Manghopir is one of the oldest areas of Karachi. Situated in the north of this bustling, chaotic and sprawling city, it is most famous for the shrine of Sufi saint, Pir Mangho.
The unique bit about this centuries-old shrine is a vast pond and a sulphur spring. The pond is populated by dozens of crocodiles who are regularly fed by visitors to the shrine.
They believe the crocodiles are manifestations of the Sufi saint.
The shrine is mentioned in ancient texts from the area and also in the writings of 19th-century British colonialists. According to some historians, the crocodiles have been here for centuries.

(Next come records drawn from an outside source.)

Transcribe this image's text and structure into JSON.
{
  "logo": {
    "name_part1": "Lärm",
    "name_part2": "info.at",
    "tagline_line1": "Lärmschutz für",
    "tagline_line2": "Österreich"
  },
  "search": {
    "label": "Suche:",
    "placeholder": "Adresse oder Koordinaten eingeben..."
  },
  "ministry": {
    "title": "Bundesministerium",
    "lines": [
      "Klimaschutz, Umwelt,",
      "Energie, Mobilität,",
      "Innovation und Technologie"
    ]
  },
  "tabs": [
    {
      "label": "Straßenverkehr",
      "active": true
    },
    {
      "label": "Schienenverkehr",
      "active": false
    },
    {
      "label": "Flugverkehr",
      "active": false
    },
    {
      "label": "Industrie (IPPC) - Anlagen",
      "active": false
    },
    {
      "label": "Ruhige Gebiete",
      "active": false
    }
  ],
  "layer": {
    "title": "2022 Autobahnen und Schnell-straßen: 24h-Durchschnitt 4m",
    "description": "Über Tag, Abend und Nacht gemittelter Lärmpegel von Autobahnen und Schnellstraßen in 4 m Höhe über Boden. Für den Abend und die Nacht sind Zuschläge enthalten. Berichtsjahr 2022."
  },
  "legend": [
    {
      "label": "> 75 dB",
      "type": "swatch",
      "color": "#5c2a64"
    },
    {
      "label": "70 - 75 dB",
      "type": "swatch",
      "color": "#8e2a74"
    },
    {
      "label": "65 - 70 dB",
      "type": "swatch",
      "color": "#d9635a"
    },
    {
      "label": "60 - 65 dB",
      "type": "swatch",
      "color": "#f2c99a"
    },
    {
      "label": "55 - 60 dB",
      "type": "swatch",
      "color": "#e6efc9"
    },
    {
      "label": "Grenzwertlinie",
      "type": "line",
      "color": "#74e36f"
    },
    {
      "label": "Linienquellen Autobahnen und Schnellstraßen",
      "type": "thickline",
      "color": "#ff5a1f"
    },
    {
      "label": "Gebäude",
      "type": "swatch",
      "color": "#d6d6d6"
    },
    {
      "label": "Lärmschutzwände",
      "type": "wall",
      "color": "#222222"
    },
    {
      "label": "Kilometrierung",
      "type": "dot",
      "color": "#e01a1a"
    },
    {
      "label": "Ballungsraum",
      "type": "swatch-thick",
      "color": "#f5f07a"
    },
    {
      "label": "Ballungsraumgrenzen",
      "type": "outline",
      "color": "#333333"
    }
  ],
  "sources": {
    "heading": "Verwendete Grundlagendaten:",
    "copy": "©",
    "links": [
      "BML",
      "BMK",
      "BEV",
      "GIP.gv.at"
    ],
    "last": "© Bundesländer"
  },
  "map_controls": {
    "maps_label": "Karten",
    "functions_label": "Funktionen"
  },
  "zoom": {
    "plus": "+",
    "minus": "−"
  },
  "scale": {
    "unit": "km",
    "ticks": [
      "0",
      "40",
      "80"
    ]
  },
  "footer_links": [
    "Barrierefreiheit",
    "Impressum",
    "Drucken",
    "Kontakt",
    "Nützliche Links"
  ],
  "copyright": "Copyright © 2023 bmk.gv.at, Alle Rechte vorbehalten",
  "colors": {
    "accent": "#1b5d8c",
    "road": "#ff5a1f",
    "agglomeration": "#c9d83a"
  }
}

Some archaeologists have claimed to have found fossilised remains of crocodiles here that are thousands of years old and some British colonial writers also suggested that they have been here for thousands of years.
Manghopir is also the patron saint of Karachi’s boisterous Makrani/Sheedi community.
They are mostly the descendants of African slaves who were brought here by Arabs, Persians, Turks and the European invaders between 10th and 17th centuries. They are mostly Balochi-speaking Muslim working-class men and women with a passion for football, boxing, donkey-racing and dancing.
Every year the Sheedi celebrate their African roots at an annual festival at the shrine.
However, the festival hasn’t taken place for the last couple of years, mainly due to the rise of gang warfare in Karachi’s Lyari area (which is mostly populated by the Sheedi); and due to the creeping presence of religious extremist groups and militant outfits holed up in Manghopir.
A concentrated operation by the Rangers and the police in the city recently has, however, managed to largely clear the area of militant groups and the festival is expected to resume from this year.
The saint Mangho arrived here from Iraq in the 13th century when Iraq was being attacked by the Mongols. Mangho travelled from South Punjab and across the Sindh province and settled in present-day Karachi.
At the time, Karachi just had a sprinkling of small fishing villages and the area in which Mangho settled to meditate was desolate. It was upon a hill and surrounded by palm trees.
He soon began to attract followers from the fishing villages. When he died, the locals constructed a small shrine of him at the spot.
Since the saint decided to live alongside the crocodiles, and maybe even shared his food with them, the locals weaved a fantastic legend that the crocodiles were actually lice that were turned into crocodiles by the miraculous powers of the Sufi saint.
Scientists and archaeologists, however, believe that the area already had a lake or pond that held hundreds of crocodiles.
They suggest that the lake was formed due to an ancient flood and that the crocodiles were washed here with that flood.
Carbon-dating methods have placed the bones to belong to the Bronze age (3300-1200 BC). Archeologists have also discovered some copper artifacts with designs suggesting that a small Bronze Age village stood here thousands of years ago where people worshipped the crocodile.
The area was surrounded by heavy vegetation when the saint is said to have settled and died here in the 13th century.
Scientists also believe that by then the crocodiles had been tamed and become dependent on the food fed to them by the saint’s followers.
There has never been a crocodile attack reported here and the crocodiles remain largely docile. But keepers of the shrine always advise caution.
Generation after generation of crocodiles have lived, died, procreated and are born here and all of them are the direct decedents of that group of crocodile which was washed here by the flood centuries ago.
Unlike crocodiles elsewhere, the crocodiles at the shrine eat almost everything. From meat to sweetmeat!
Scientists attribute this to the kind of food they have been fed for generations by the followers.